Avrupa Hastalık Önleme ve Kontrol Merkezi’nin (ECDC) verilerine göre, ekim ortası itibarıyla grip benzeri belirtiler gösteren kişi sayısı hâlâ düşük olsa da, yılın bu döneminde çoğu ülkede artış gözlemleniyor. Avrupa’da grip sezonu genellikle kasım ortasından mayıs sonuna kadar sürüyor; ancak COVID-19 pandemisi sonrası mevsimsel eğilimlerde değişiklikler olabileceği belirtiliyor.
Amsterdam Üniversitesi Tıp Merkezi profesörü ve Avrupa Grip Bilimsel Çalışma Grubu (ESWI) başkanı Colin Russell, önceki sezonun alışılmadık derecede büyük geçtiğini ve geçen yıl normalden daha kısa süren grip sezonunun ardından bu yılın farklı olabileceğini ifade etti.
ECDC’nin izlediği 11 ülkede şu anda sporadik grip vakaları rapor ediliyor. İngiltere’de ise özellikle çocuklar arasında grip belirtilerinin erken dönemde artış gösterdiği bildirildi.
İtalya’daki Pavia Üniversitesi Halk Sağlığı Okulu Direktörü Dr. Anna Odone, grip sezonunun şiddetinin üç faktöre bağlı olduğunu vurguladı: savunmasız bireylerin sayısı, o yıl yayılan virüs türü ve çevresel koşullar. Örneğin, uzun ve soğuk bir kış, insanların kapalı alanlarda daha fazla vakit geçirmesine ve virüsün daha hızlı yayılmasına neden olabiliyor.
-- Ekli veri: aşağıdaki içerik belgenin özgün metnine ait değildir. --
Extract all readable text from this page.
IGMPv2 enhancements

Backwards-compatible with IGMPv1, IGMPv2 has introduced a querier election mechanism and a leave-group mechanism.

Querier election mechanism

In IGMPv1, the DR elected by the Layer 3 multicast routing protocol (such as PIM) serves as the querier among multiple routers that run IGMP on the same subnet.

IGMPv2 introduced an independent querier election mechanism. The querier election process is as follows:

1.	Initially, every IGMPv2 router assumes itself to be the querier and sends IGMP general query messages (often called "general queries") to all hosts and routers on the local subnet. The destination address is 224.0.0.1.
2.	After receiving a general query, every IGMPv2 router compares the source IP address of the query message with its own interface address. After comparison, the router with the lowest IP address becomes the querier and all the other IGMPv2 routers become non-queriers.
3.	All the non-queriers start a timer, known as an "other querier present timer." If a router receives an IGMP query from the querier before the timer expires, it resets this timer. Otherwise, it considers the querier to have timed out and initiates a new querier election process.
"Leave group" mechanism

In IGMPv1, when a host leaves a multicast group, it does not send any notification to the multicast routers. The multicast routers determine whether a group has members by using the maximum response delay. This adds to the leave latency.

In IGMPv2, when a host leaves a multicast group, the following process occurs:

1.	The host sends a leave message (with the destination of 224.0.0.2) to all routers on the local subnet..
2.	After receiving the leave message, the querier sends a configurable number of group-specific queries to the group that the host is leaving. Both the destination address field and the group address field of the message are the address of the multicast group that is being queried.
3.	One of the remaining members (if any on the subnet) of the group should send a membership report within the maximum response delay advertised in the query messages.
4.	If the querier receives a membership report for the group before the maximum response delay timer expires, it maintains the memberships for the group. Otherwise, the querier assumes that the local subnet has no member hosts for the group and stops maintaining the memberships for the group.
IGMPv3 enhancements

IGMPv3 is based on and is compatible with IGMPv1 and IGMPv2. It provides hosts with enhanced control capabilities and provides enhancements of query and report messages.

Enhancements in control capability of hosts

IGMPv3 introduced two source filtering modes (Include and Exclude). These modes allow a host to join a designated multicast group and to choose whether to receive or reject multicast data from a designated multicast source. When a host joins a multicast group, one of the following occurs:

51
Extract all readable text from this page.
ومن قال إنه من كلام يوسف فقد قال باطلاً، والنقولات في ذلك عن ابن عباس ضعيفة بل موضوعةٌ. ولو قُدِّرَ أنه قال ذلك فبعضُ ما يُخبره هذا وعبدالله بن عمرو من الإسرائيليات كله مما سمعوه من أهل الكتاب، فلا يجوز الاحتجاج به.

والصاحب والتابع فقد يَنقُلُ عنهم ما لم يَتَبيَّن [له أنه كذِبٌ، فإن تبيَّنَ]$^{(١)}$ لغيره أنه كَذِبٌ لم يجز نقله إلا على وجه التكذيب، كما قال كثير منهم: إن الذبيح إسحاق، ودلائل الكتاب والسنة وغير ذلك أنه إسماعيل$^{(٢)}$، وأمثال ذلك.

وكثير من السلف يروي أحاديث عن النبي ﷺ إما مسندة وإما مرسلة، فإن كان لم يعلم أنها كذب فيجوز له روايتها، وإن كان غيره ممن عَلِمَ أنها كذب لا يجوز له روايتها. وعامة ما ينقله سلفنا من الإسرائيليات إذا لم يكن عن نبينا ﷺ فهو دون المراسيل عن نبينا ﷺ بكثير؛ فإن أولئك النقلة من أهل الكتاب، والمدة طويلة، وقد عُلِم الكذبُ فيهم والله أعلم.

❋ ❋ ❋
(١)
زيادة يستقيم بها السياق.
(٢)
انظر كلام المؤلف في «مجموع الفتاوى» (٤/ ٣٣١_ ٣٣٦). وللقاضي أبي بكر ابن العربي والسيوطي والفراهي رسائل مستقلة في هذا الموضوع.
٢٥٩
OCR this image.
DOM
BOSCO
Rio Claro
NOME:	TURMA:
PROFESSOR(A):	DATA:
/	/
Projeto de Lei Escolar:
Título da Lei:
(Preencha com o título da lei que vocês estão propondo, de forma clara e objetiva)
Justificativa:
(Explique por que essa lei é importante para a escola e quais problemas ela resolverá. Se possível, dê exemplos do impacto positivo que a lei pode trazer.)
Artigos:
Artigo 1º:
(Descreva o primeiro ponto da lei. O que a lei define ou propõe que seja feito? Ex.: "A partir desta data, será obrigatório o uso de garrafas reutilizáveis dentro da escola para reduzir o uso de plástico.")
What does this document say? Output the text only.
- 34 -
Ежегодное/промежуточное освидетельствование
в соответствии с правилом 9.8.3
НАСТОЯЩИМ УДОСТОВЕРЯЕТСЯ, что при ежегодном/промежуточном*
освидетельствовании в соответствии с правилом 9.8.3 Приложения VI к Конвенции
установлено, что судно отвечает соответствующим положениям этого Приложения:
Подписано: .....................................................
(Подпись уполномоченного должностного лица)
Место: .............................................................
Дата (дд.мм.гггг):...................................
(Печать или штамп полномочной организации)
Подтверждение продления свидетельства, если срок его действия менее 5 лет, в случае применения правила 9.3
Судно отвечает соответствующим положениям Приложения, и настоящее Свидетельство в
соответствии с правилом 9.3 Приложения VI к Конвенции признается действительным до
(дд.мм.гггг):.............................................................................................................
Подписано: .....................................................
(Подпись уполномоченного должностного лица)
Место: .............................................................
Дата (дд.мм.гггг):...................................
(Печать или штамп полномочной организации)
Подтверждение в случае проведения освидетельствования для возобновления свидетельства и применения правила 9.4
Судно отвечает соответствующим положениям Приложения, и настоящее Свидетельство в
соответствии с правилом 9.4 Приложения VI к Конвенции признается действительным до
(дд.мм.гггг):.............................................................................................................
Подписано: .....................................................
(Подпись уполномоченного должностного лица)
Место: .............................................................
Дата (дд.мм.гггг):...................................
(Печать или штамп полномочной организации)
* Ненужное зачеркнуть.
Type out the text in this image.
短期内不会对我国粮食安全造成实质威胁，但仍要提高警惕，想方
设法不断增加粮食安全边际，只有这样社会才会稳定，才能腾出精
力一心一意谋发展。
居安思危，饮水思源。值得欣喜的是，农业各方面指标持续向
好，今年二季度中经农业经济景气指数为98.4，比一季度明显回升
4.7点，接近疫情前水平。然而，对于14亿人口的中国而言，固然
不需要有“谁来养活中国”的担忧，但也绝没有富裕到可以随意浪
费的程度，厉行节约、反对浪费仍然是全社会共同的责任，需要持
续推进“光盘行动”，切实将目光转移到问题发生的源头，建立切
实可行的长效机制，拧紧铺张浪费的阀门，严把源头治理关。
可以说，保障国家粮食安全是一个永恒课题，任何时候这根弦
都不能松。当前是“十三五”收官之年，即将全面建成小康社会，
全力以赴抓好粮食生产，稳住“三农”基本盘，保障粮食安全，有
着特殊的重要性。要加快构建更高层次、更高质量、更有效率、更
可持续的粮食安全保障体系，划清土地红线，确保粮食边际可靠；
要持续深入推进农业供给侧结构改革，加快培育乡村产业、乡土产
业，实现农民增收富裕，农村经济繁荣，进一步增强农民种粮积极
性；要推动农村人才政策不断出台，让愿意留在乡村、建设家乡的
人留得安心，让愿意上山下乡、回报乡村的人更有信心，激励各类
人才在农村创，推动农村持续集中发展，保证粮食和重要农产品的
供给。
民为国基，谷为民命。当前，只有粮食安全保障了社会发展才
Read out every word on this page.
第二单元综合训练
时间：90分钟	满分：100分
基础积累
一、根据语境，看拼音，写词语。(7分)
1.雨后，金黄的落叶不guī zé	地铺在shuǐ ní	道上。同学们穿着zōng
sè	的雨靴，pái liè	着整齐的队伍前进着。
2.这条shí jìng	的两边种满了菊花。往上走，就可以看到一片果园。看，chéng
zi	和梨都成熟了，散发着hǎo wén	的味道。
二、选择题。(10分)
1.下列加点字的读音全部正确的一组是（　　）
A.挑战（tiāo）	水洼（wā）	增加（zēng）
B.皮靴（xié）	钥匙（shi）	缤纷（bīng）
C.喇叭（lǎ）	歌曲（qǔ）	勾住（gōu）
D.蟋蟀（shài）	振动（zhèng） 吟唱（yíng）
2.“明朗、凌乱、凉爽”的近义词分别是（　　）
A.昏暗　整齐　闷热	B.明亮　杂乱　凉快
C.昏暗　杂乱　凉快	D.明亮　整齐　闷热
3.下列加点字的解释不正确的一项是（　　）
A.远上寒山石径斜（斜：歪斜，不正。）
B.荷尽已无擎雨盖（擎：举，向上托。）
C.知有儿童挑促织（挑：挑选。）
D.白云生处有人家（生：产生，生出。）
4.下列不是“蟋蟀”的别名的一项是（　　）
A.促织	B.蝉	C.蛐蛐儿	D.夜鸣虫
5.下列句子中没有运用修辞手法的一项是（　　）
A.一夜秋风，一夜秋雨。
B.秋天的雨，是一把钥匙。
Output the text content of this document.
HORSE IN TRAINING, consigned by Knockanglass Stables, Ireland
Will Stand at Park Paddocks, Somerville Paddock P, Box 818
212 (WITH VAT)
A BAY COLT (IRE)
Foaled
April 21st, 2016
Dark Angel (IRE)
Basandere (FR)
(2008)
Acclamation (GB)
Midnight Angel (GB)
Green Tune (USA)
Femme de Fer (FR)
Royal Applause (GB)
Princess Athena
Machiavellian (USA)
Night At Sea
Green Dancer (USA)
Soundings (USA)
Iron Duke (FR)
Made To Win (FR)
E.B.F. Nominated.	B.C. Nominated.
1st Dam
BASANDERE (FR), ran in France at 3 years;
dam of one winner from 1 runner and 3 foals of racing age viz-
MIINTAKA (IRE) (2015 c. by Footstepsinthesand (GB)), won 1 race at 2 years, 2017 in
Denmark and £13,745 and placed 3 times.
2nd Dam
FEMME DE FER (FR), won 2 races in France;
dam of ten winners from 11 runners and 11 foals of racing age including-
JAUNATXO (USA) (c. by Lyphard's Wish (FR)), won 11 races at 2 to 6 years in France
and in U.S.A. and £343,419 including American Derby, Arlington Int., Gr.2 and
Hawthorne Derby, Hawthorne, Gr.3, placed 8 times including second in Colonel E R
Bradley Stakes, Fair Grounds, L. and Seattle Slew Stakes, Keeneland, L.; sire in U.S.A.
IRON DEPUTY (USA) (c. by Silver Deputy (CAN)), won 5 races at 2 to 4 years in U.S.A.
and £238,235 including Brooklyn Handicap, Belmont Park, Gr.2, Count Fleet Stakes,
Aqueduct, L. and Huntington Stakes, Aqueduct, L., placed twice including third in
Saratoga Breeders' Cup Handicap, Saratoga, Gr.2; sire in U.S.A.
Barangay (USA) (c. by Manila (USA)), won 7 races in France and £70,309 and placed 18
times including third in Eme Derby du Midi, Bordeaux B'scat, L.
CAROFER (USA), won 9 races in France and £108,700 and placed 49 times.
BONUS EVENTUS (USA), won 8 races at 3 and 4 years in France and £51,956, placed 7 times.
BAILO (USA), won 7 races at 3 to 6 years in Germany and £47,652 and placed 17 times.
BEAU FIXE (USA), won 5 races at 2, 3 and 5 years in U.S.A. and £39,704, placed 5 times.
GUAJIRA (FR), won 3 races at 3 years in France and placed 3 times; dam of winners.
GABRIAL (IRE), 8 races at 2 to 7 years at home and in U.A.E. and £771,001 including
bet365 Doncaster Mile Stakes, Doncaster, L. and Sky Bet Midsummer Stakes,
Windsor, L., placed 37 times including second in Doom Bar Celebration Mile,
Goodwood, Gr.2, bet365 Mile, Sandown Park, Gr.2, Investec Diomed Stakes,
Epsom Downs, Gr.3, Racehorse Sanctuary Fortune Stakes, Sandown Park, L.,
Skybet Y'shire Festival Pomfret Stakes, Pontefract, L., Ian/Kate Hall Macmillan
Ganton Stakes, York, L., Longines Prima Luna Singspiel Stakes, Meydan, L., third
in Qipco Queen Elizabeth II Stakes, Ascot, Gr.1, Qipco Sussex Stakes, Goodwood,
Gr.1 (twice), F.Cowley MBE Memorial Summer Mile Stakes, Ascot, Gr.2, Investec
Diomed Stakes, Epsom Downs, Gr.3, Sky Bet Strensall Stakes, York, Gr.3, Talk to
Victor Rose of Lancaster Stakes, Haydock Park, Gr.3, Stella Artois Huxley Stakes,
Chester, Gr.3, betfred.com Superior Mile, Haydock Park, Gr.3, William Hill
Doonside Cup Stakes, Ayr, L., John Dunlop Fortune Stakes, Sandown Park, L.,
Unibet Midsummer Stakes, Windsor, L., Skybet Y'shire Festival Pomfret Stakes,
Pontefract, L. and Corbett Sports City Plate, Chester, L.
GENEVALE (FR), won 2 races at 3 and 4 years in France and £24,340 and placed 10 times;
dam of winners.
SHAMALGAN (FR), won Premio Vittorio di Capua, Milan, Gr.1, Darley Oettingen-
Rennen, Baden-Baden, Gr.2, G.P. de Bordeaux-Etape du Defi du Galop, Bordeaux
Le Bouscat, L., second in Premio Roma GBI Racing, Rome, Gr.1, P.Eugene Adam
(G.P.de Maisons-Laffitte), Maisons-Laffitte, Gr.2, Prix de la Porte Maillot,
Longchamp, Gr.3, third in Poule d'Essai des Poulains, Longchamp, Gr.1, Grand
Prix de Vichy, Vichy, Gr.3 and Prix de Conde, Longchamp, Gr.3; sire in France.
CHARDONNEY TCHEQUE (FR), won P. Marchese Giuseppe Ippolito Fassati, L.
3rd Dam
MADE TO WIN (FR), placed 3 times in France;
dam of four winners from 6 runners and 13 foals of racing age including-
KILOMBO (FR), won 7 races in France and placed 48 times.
Yetkililer, okullar, yaşlı bakım tesisleri ve hapishaneler gibi insanların yakın temas halinde olduğu yerlerdeki erken grip belirtilerini takip ederek sezonun başlangıcını belirlemeye çalışıyor. Ayrıca, hangi grip türlerinin baskın olacağı da dikkatle izleniyor. Geçen yıl Avrupa’da influenza A’nın H1 ve H3 türleri ile influenza B/Victoria öne çıkmıştı.
Dünyanın diğer bölgelerinden de erken sinyaller geliyor. Avustralya ve Yeni Zelanda’da H3N2 türü influenza A, kış sonuna doğru artış gösterdi. Japonya ise sezonun başlangıcından yaklaşık beş hafta önce grip salgını ilan etti. Yine de Avrupa’da hangi türlerin baskın olacağını kesin olarak söylemek için henüz erken olduğu vurgulanıyor.
Russell, şu anda “bekle ve gör” modunda olduklarını belirtti.
Uzmanlar, grip genellikle genç ve sağlıklı kişiler için ciddi sağlık sorunlarına yol açmasa da, RSV, pnömoni ve COVID-19 gibi diğer solunum yolu hastalıklarıyla birlikte ciddi riskler oluşturabileceğini hatırlatıyor. Avrupa’da her beş kişiden biri kış aylarında gribe yakalanıyor ve bu durum yılda yaklaşık 27.600 ölüme neden oluyor.
Gripten korunmanın en etkili yolu ise aşılanmak. Aşı her yıl güncelleniyor çünkü bağışıklık zamanla azalıyor ve influenza virüsü değişime uğruyor. Ancak son yıllarda Avrupa’da hem grip hem de rutin çocukluk aşıları için aşılama oranlarının düştüğü bildirildi. ECDC, bu durumu “endişe verici” olarak nitelendiriyor.
Aşılama oranlarının düşük kalması, yaklaşan grip sezonunu daha sert ve riskli hâle getirebilir. Avrupa genelinde AB’nin hedeflediği grip aşısı kapsama oranı yüzde 75 iken, geçen yıl çoğu ülke yüzde 50’nin altında kaldı. En yüksek kapsama oranları Danimarka (yüzde 76), İrlanda (yüzde 75), Portekiz (yüzde 71) ve İsveç’te (yüzde 68) görüldü.
Dr. Odone, grip aşılamasının sosyal ve siyasi etkilerinin olduğunu ve yüksek kapsama oranlarına ulaşmanın kolay olmadığını belirtti. ECDC sözcüsü de, halkın güveninin artırılması, erişimin kolaylaştırılması ve ebeveynlerin aşılamanın önemi konusunda iyi bilgilendirilmesinin kritik olduğunu vurguladı.